Sunday, July 7, 2013

Pizza Posts

Back in April, the day after the Boston Marathon bombings, I was "scolded" on Facebook for posting a picture of a pizza my family and I were enjoying for dinner. Of course, I never intended any offense. I had earlier written of my shock at the senseless act of violence and had said a prayer for all those affected by the bombings. But I found myself apologizing to the "friend" who told me that in light of the tragedy, that my post was unimportant. At first I felt embarrassed. I thought, “Wow. I’m truly insensitive. Of course, my pizza is a stupid thing to post today”. But then, I gave this more thought. The woman who had scolded me was someone I had met only a couple of times. I had never truly known her, nor had she ever known me. Her comment felt patronizing. Was I wrong to have posted something so frivolous that day? Bad timing or not, I was on a weekend trip with my family. What was I allowed to post? What was appropriate and what wasn’t? Who was she to critique my sharing of a family experience? The next morning,  I made the decision to "unfriend” this acquaintance.  It was something I did out of respect for myself. 

You see, it’s not that I can’t take or don’t welcome criticism when it’s warranted. I’m not so sensitive that I cannot listen to rebukes or challenges. I realize that the woman was hurting. She had a direct connection to some of the wounded. Maybe it was good for me to apologize to her the way I did and maybe it was insensitive of me to unfriend her. But I did both and I stand by my decisions.
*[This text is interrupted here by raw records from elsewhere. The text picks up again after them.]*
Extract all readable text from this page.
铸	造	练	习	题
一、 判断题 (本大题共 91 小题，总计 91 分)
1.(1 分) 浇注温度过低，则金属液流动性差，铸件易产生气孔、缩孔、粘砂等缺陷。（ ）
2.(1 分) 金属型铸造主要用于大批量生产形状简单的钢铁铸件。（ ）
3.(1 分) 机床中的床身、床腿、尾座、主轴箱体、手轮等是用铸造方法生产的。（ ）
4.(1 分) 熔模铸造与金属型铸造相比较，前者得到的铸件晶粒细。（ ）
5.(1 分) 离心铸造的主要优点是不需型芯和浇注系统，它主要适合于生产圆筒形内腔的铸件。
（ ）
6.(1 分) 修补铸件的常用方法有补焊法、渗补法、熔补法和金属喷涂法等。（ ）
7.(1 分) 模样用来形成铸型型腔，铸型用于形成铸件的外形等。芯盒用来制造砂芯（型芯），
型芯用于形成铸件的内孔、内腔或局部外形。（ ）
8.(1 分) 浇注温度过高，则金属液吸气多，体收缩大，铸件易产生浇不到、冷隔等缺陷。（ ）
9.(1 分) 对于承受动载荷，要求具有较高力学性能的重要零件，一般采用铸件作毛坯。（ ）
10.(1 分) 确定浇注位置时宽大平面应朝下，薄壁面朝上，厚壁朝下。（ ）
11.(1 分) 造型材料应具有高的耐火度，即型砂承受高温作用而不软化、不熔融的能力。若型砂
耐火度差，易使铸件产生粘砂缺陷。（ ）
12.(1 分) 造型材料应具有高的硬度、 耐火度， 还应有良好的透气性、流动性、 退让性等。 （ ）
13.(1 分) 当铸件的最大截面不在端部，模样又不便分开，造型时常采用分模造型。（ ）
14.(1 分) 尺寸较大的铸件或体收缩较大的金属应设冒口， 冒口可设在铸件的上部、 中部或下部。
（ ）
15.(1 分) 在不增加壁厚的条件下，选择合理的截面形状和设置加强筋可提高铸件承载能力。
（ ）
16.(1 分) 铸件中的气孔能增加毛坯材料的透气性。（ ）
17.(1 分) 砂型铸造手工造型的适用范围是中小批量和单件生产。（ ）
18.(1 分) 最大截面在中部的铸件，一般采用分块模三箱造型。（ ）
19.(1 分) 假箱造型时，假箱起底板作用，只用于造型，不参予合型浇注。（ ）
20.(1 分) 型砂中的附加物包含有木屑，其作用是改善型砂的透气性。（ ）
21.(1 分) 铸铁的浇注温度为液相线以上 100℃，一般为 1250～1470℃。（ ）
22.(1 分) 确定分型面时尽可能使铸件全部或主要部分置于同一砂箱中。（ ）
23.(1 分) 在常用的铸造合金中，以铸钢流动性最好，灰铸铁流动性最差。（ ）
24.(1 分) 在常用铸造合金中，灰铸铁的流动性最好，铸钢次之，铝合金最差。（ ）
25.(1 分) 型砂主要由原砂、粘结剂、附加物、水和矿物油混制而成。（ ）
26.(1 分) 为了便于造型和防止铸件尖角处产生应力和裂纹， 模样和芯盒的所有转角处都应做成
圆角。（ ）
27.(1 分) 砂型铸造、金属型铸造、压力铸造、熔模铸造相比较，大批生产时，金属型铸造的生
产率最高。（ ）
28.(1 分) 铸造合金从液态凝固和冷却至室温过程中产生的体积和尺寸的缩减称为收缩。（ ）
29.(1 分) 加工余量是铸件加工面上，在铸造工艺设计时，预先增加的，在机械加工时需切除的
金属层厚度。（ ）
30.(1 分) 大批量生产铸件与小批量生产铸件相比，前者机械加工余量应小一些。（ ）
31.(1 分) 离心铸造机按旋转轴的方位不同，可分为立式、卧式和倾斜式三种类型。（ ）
Two weeks ago, when my Dad died the day before Father’s Day, I knew what the next day would bring. Everyone would be wishing their fathers a “Happy Father’s Day”. There would be last minute reminders to send cards and gifts that I would see on television and radio commercials. Facebook would be bombarded with pictures of happy sons and daughters celebrating their Dads. I thought of how I had planned to call my own Dad that Sunday and how his Father’s Day card would arrive on Monday, a few days too late for him to have received it. I thought of the bag of gifts I had purchased for my husband, a father of three, and the card for him I had not yet signed, and of all the future Father’s Days I’d see pass without my Dad. Despite this, I browsed the beautiful messages and pictures that came up on my feed on Father's Day. I didn't resent anyone's post.

This past week I witnessed disgruntled store customers making their way through cramped grocery aisles on the Fourth of July. I overheard people complaining about cell phone plans and broken appliances. And in the midst of my grief over the loss of my Dad, I have found myself smirking at all this. None of these concerns of people are “important”. But unless you are touched by tragedy, you don’t stop to think that way. And it’s my opinion that THAT is okay. It’s okay to live your life--proudly posting pictures of your Dad who is alive and well on Father’s Day or frustratingly complaining about cramped grocery aisles or broken appliances. It’s okay. Life goes on. And even when you’re the one affected by death, life’s reminder that none of us are immortal and that there are more important things to be concerned with, the world is going to continue turning. As it should. Pizza posts and all.

1 comment:

  1. Amen, sister! It gets awfully hard to communicate when you can't share, for fear of offending who-knows-who.